Results of DARS: a randomised phase III trial of dysphagia-optimised intensity modulated radiotherapy (DO-IMRT) versus standard IMRT (S-IMRT) in oropharyngeal (OPC) and hypopharyngeal (HPC) cancer (2021)

Type of publication:
Conference abstract

Nutting C.; Roe J.; Tyler J.; Bhide S.; Rooney K.; Foran B.; *Pettit L.; Beasley M.; Finneran L.; Sydenham M.; Emson M.; Hall E.; Petkar I.; Frogley R.

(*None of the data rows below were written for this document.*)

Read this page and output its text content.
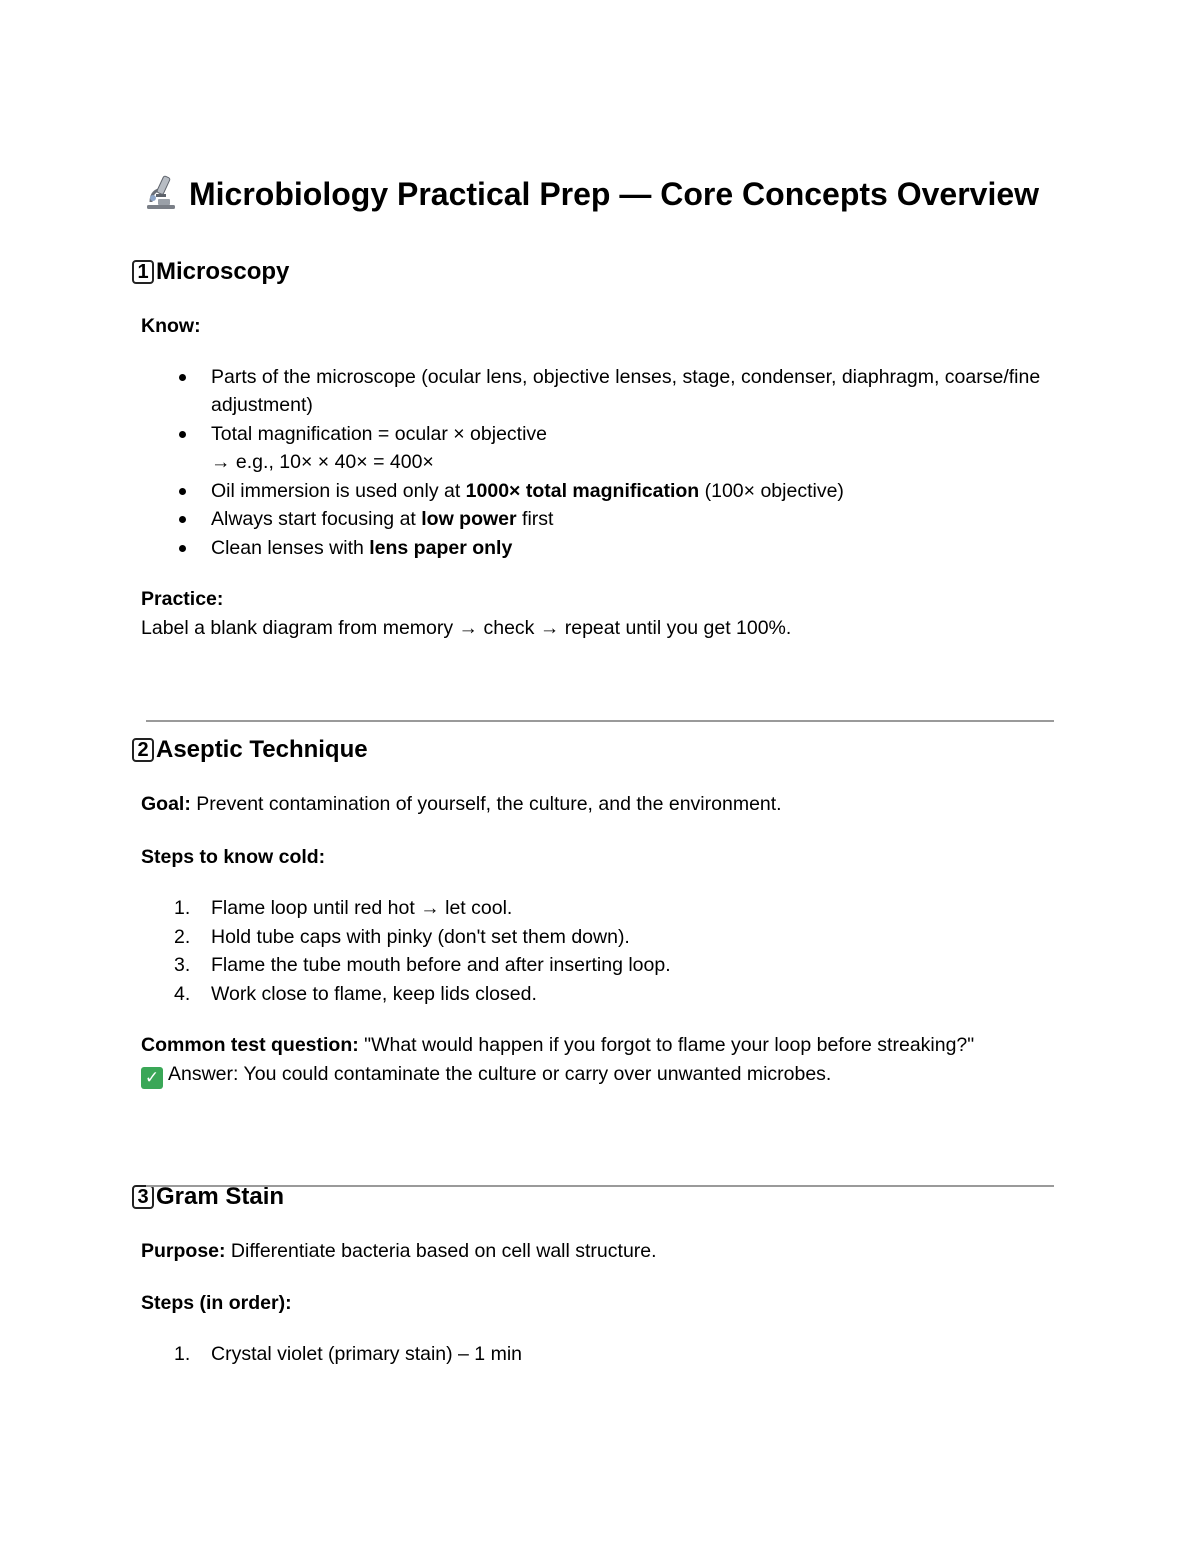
Microbiology Practical Prep — Core Concepts Overview
1 Microscopy

Know:

Parts of the microscope (ocular lens, objective lenses, stage, condenser, diaphragm, coarse/fine adjustment)
Total magnification = ocular × objective
→ e.g., 10× × 40× = 400×
Oil immersion is used only at 1000× total magnification (100× objective)
Always start focusing at low power first
Clean lenses with lens paper only

Practice:

Label a blank diagram from memory → check → repeat until you get 100%.

2 Aseptic Technique

Goal: Prevent contamination of yourself, the culture, and the environment.

Steps to know cold:

1. Flame loop until red hot → let cool.
2. Hold tube caps with pinky (don't set them down).
3. Flame the tube mouth before and after inserting loop.
4. Work close to flame, keep lids closed.

Common test question: "What would happen if you forgot to flame your loop before streaking?"

✓ Answer: You could contaminate the culture or carry over unwanted microbes.

3 Gram Stain

Purpose: Differentiate bacteria based on cell wall structure.

Steps (in order):

1. Crystal violet (primary stain) – 1 min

Oral Oncology; Jul 2021; vol. 118 Supplement ; p. 10-11

Presented by: Chris Nutting ( Introduction Most newly diagnosed OPC & HPC are treated with (chemo)RT with curative intent but at the consequence of adverse effects on quality of life. DARS (ISRCTN:25458988) tested if using DO-IMRT to reduce RT dose to the dysphagia/aspiration related structures (DARS) improved swallowing function compared to S-IMRT. Materials and Methods Patients with T1-4, N0-3, M0 OPC/HPC were randomised 1:1 to S-IMRT (65 Gray (Gy)/30 fractions (f) to primary & nodal tumour; 54 Gy/ 30f to remaining pharyngeal subsite & nodal areas at risk of microscopic disease) or DO-IMRT. The volume of the superior & middle pharyngeal constrictor muscle (PCM) (OPC) or inferior PCM (HPC) lying outside the high-dose target volume was set a mandatory mean dose constraint in DO-IMRT. Treatment allocation was by minimisation balanced by centre, use of induction/concomitant chemotherapy, tumour site & AJCC stage. Primary endpoint was mean MD Anderson Dysphagia Inventory (MDADI) composite score 12 months after RT with 102 patients needed to detect a 10 point improvement (assuming S-IMRT score of 72, standard deviation (SD) 13.8; 90% power, 2-sided 5% alpha). Patients were blind to treatment allocation. Secondary endpoints assessing swallowing function included University of Washington (UW)-Qol & Performance Status Scale Head & Neck (PSS-HN) scores. Results 112 patients (56 S-IMRT, 56 DO-IMRT) were randomised from 22 UK centres from 06/2016 to 04/2018. Mean age was 57 years; 80% were male; 97% had OPC; 90% had AJCC stage 3&4 disease; 86% had concomitant chemotherapy only, 4% induction & concomitant and 10% no chemotherapy. 111/112 had RT doses as prescribed (1 patient died before RT). Median of the mean inferior PCM dose was SIMRT 49.8 Gy (IQR 47.1-52.4) vs. DO-IMRT 28.4 Gy (21.3-37.4), p < 0.0001; superior & middle PCM dose was
S-IMRT 57.2 Gy (56.3-58.3) vs. DO-IMRT 49.7 Gy (49.4-49.9), p < 0.0001. At 12 months, DO-IMRT had significantly higher MDADI scores: S-IMRT mean: 70.5 (SD 17.3) vs. DO-IMRT 77.7 (16.1), p = 0.037. At 12 months the proportion of patients reporting UW-QoL as being able to swallow “as well as ever” was 40.4% for DO-IMRT & 15.2% for S-IMRT; scores of?>50 were reported for PSS-HN normalcy of diet by 70.6% DO-IMRT & 58.1% S-IMRT patients & for eating in public scores by 84.3% DO-IMRT & 74.4% S-IMRT. Conclusions DOIMRT reduced RT dose to the DARS and improved patient reported swallowing function compared with S-IMRT. This is the first randomised study to demonstrate functional benefit of swallow-sparing IMRT in OPC.